Le 29 juillet 1942, la municipalité de Saillans avait fait enlever de son socle le buste de Marianne, symbole de la République, pour être versé aux métaux non-ferreux. Dans la nuit du 30 au 31 juillet, cette statue, déposée provisoirement dans le couloir de la mairie, est volée par des inconnus, certainement communistes ou socialistes, nombreux à Saillans, qui n'ont pas abandonné leurs idées politiques, d’après le rapport de gendarmerie. Une enquête est ouverte : personne ne veut parler, la grande majorité de la population est très satisfaite que ce vol ait eu lieu.
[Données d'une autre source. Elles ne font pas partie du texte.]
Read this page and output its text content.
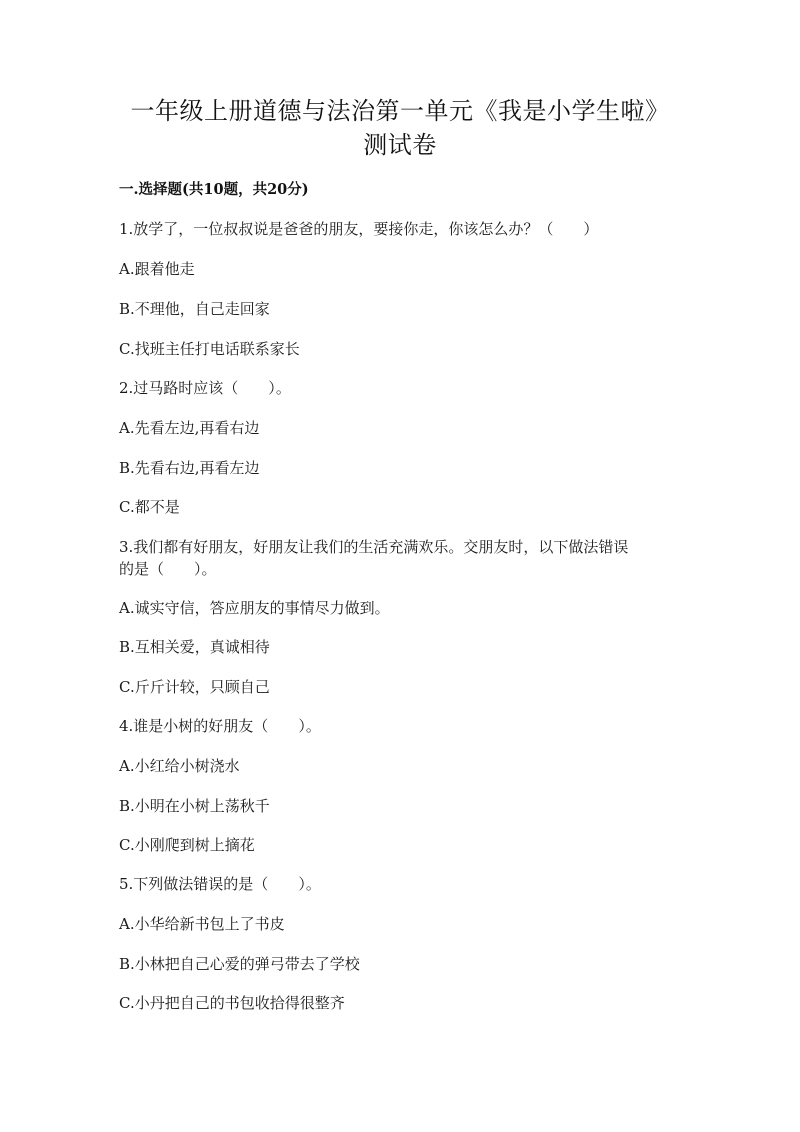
一年级上册道德与法治第一单元《我是小学生啦》
测试卷
一.选择题(共10题，共20分)
1.放学了，一位叔叔说是爸爸的朋友，要接你走，你该怎么办？（　　）
A.跟着他走
B.不理他，自己走回家
C.找班主任打电话联系家长
2.过马路时应该（　　）。
A.先看左边,再看右边
B.先看右边,再看左边
C.都不是
3.我们都有好朋友，好朋友让我们的生活充满欢乐。交朋友时，以下做法错误
的是（　　）。
A.诚实守信，答应朋友的事情尽力做到。
B.互相关爱，真诚相待
C.斤斤计较，只顾自己
4.谁是小树的好朋友（　　）。
A.小红给小树浇水
B.小明在小树上荡秋千
C.小刚爬到树上摘花
5.下列做法错误的是（　　）。
A.小华给新书包上了书皮
B.小林把自己心爱的弹弓带去了学校
C.小丹把自己的书包收拾得很整齐
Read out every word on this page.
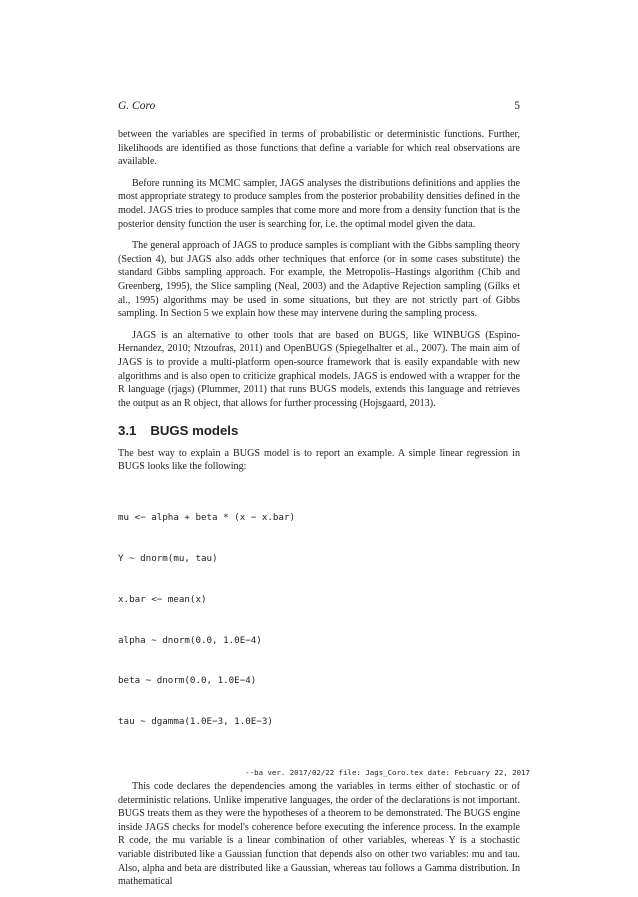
G. Coro	5

between the variables are specified in terms of probabilistic or deterministic functions. Further, likelihoods are identified as those functions that define a variable for which real observations are available.

Before running its MCMC sampler, JAGS analyses the distributions definitions and applies the most appropriate strategy to produce samples from the posterior probability densities defined in the model. JAGS tries to produce samples that come more and more from a density function that is the posterior density function the user is searching for, i.e. the optimal model given the data.

The general approach of JAGS to produce samples is compliant with the Gibbs sampling theory (Section 4), but JAGS also adds other techniques that enforce (or in some cases substitute) the standard Gibbs sampling approach. For example, the Metropolis–Hastings algorithm (Chib and Greenberg, 1995), the Slice sampling (Neal, 2003) and the Adaptive Rejection sampling (Gilks et al., 1995) algorithms may be used in some situations, but they are not strictly part of Gibbs sampling. In Section 5 we explain how these may intervene during the sampling process.

JAGS is an alternative to other tools that are based on BUGS, like WINBUGS (Espino-Hernandez, 2010; Ntzoufras, 2011) and OpenBUGS (Spiegelhalter et al., 2007). The main aim of JAGS is to provide a multi-platform open-source framework that is easily expandable with new algorithms and is also open to criticize graphical models. JAGS is endowed with a wrapper for the R language (rjags) (Plummer, 2011) that runs BUGS models, extends this language and retrieves the output as an R object, that allows for further processing (Hojsgaard, 2013).

3.1 BUGS models

The best way to explain a BUGS model is to report an example. A simple linear regression in BUGS looks like the following:

mu <− alpha + beta * (x − x.bar)

Y ~ dnorm(mu, tau)

x.bar <− mean(x)

alpha ~ dnorm(0.0, 1.0E−4)

beta ~ dnorm(0.0, 1.0E−4)

tau ~ dgamma(1.0E−3, 1.0E−3)

This code declares the dependencies among the variables in terms either of stochastic or of deterministic relations. Unlike imperative languages, the order of the declarations is not important. BUGS treats them as they were the hypotheses of a theorem to be demonstrated. The BUGS engine inside JAGS checks for model's coherence before executing the inference process. In the example R code, the mu variable is a linear combination of other variables, whereas Y is a stochastic variable distributed like a Gaussian function that depends also on other two variables: mu and tau. Also, alpha and beta are distributed like a Gaussian, whereas tau follows a Gamma distribution. In mathematical

--ba ver. 2017/02/22 file: Jags_Coro.tex date: February 22, 2017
En 1945, les autorités municipales et la population de Saillans ramènent solennellement le buste de Marianne sur son socle, après un défilé dans les rues du village. Parmi les personnalités présentes : le sénateur Lisbonne, Roger Marty, secrétaire général de la préfecture, Verly, sous-préfet de Die, Bouchier, président du CDL (Comité départemental de Libération). Le "brancard" est porté par le maquisard Albert Planel, et trois déportés Robert Arnaud, Marcel Got, Ernest Planel. La dame présente à l'avant de la photo pourrait être madame Russier, surnommée "la tante", chez qui la Marianne avait été cachée, au café du Commerce.


Auteurs : Robert Serre et Jean Sauvageon

Contexte historique

Sur l'instigation des occupants, dès 1941, est déclenchée en France une campagne pour la récupération des métaux non ferreux, notamment du plomb, du cuivre, de l'étain.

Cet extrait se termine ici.